New HIV Therapies Challenge Gynecologic Care : With more than 30 treatment options, obstetricians' knowledge of HIVdrugs should go beyond AZT.


HOUSTON — New retroviral therapies are making human immunodeficiency virus infection a chronic disease that physicians need to monitor when providing obstetric and gynecologic care, according to Hunter A. Hammill, M.D.

“You can't work in a vacuum anymore,” Dr. Hammill told clinicians at a conference on vulvovaginal diseases sponsored by Baylor College of Medicine.

With 30 different treatment options being used in multiple-drug combinations, zidovudine (AZT) should not be the only HIV drug with which ob.gyns. are familiar. “They need to be aware there are many new agents, and with the new agents, it is becoming a chronic disease,” said Dr.
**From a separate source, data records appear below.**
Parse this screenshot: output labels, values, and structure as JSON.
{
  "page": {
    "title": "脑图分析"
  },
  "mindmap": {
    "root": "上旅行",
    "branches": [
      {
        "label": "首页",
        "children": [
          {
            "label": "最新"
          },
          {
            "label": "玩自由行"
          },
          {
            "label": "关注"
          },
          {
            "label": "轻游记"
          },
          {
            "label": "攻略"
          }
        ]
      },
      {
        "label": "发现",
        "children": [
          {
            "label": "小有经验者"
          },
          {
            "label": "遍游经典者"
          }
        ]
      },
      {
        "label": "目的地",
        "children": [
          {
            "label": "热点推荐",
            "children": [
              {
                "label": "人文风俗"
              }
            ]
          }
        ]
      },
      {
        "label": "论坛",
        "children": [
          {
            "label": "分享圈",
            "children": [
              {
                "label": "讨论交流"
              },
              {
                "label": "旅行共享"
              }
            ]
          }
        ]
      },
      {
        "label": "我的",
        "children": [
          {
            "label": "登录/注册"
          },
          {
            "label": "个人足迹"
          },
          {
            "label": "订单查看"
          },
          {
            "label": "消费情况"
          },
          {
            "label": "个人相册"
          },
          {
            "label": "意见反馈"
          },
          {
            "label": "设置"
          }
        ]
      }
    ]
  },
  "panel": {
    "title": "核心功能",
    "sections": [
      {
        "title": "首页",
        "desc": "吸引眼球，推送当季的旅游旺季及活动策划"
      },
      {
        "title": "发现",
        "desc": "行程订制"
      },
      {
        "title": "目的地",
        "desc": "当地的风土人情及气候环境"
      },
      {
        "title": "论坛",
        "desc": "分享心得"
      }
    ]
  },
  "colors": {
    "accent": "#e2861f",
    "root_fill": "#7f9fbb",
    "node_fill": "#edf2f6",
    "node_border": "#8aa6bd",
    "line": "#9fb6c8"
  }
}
Hammill of the Houston-based college.

Today, half of all HIV-infected patients worldwide are women. As people are living longer with HIV infection, the gynecologic patient population now includes postmenopausal women and young women who were infected congenitally.

“I have had patients who should not have lived and now are pregnant teenagers,” he said.

In the United States, he estimated 950,000 people have HIV, but a quarter of them do not know they are infected. In addition, some patients will claim not to know about their status rather than tell a sexual partner. Dr. Hammill described one such woman who tested positive after giving birth. It turned out she had participated in an HIV trial he had conducted 5 years earlier.

Some states require pregnant women to be tested for the virus. In Texas, where the conference was held, the law allows disclosure to a patient's spouse without consent, but physicians can “pass the buck” when a patient tests positive by simply notifying the health department, he said.

Even patients who are asymptomatic and not pregnant should be monitored regularly for CD4 count and viral load, according to Dr. Hammill. “The CD4 count is your army,” he said. “The viral load is the enemy's army.”

Typically, an asymptomatic patient will have an intermediate CD4 count between 200 and 350 and a viral load around 55,000, Dr. Hammill said. If the count is lower, patients could be vulnerable to pneumonia and opportunistic infections.

Retroviral treatment can bring a patient's viral load down to less than 50, which is not detectable. This is especially important if surgery is planned, he said, as needle sticks are dangerous to physicians and nurses.

He also urged resistance testing for antibodies to antiretroviral drugs and studies to determine which agents will work against a patient's strain of HIV, as the virus can and usually will mutate after treatment. “If you have resistance testing and they are not resistant to the drug they are on, and the viral load doesn't go down—it is going up—what do you think is happening?” he asked. “They are not taking their drugs.”

Gynecologists also should be on the alert for opportunistic infections that can develop rapidly. “With HIV everything gets accelerated,” he said, directing attention to pneumocystis pneumonia, cardiomyopathy, erosive herpes, and giant condyloma.

Addressing concerns that HIV medications can interfere with the efficacy of oral contraceptives, Dr. Hammill said he prescribes the OCs at higher doses. He also warned of a high incidence of cervical dysplasia and recommended that women with abnormal Pap smears be screened every 3 months, although many insurance companies will not pay for the added tests.

“You would hate to have a woman die of cervical cancer that could have been prevented and her HIV is in remission,” he said.

Finally, he urged physicians to touch women with HIV as they would other patients. “These patients feel very ostracized. All the normal things we do with patients can be done,” he said.